From James B. Stewart’s Pulitzer Prize-winning Den of Thieves (New York: Simon & Schuster, 1992) (p. 236):
By and large, investors reacted enthusiastically. The largest single investor – and in Nagle’s view one of the most mysterious – was Jeffrey Picower, who invested $28 million. Nagle had no idea where Picower’s money came from; he occupied an unmarked office suite in an anonymous Manhattan tower.
We now know where Picower’s money came from: tax shelters for wealthy clients; merger deals; pharmaceutical spin-outs; and being the major investor with Bernie Madoff. Stewart’s reportage is one of several ‘weak signals’ that are now more significant given the Madoff investment scandal revelations. Picower’s estate settled a Madoff trustee suit for $US7.2 billion in 2010.

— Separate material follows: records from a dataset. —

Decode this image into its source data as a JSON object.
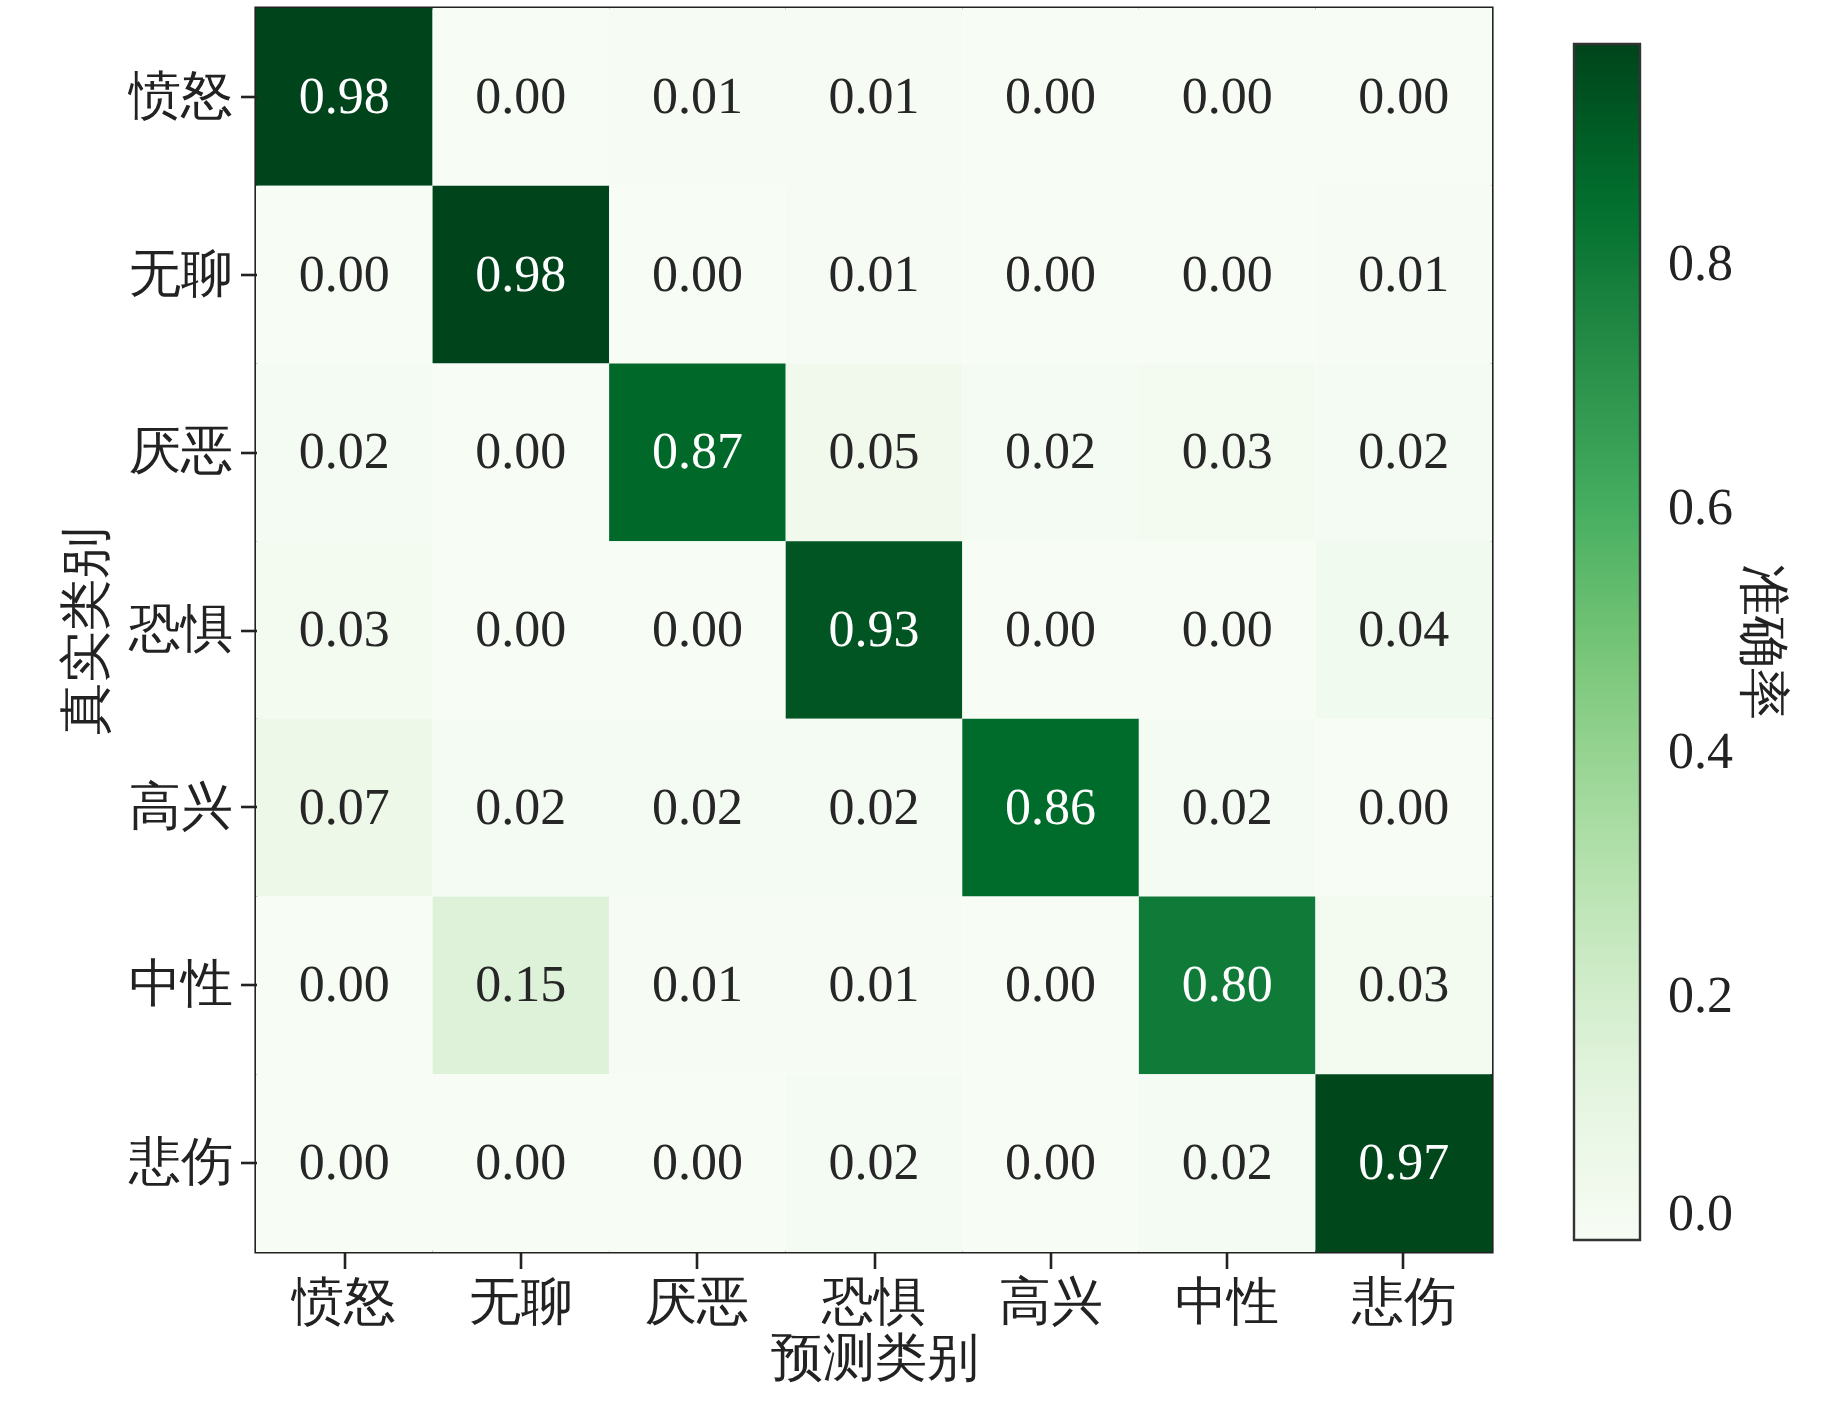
{
  "chart_data": {
    "type": "heatmap",
    "xlabel": "预测类别",
    "ylabel": "真实类别",
    "clabel": "准确率",
    "categories": [
      "愤怒",
      "无聊",
      "厌恶",
      "恐惧",
      "高兴",
      "中性",
      "悲伤"
    ],
    "y_categories": [
      "愤怒",
      "无聊",
      "厌恶",
      "恐惧",
      "高兴",
      "中性",
      "悲伤"
    ],
    "cells": [
      [
        0.98,
        0,
        0.01,
        0.01,
        0,
        0,
        0
      ],
      [
        0,
        0.98,
        0,
        0.01,
        0,
        0,
        0.01
      ],
      [
        0.02,
        0,
        0.87,
        0.05,
        0.02,
        0.03,
        0.02
      ],
      [
        0.03,
        0,
        0,
        0.93,
        0,
        0,
        0.04
      ],
      [
        0.07,
        0.02,
        0.02,
        0.02,
        0.86,
        0.02,
        0
      ],
      [
        0,
        0.15,
        0.01,
        0.01,
        0,
        0.8,
        0.03
      ],
      [
        0,
        0,
        0,
        0.02,
        0,
        0.02,
        0.97
      ]
    ],
    "cell_labels": [
      [
        "0.98",
        "0.00",
        "0.01",
        "0.01",
        "0.00",
        "0.00",
        "0.00"
      ],
      [
        "0.00",
        "0.98",
        "0.00",
        "0.01",
        "0.00",
        "0.00",
        "0.01"
      ],
      [
        "0.02",
        "0.00",
        "0.87",
        "0.05",
        "0.02",
        "0.03",
        "0.02"
      ],
      [
        "0.03",
        "0.00",
        "0.00",
        "0.93",
        "0.00",
        "0.00",
        "0.04"
      ],
      [
        "0.07",
        "0.02",
        "0.02",
        "0.02",
        "0.86",
        "0.02",
        "0.00"
      ],
      [
        "0.00",
        "0.15",
        "0.01",
        "0.01",
        "0.00",
        "0.80",
        "0.03"
      ],
      [
        "0.00",
        "0.00",
        "0.00",
        "0.02",
        "0.00",
        "0.02",
        "0.97"
      ]
    ],
    "clim": [
      0,
      0.98
    ],
    "cticks": [
      {
        "value": 0,
        "label": "0.0"
      },
      0.2,
      0.4,
      0.6,
      0.8
    ]
  }
}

Stewart’s description of Picower is also interesting in terms of financier elites. Picower, like the Theosophical Secret Chiefs or the Austra family of vampires in Elaine Bergstrom‘s Shattered Glass series, deflects attention from himself. The mysterious fortune; the unmarked office suite; and the anonymous Manhattan tower made Picower more enigmatic and understated in a period when Wall Street’s Masters of the Universe indulged in excesses. The true 1% perhaps remain in the shadows.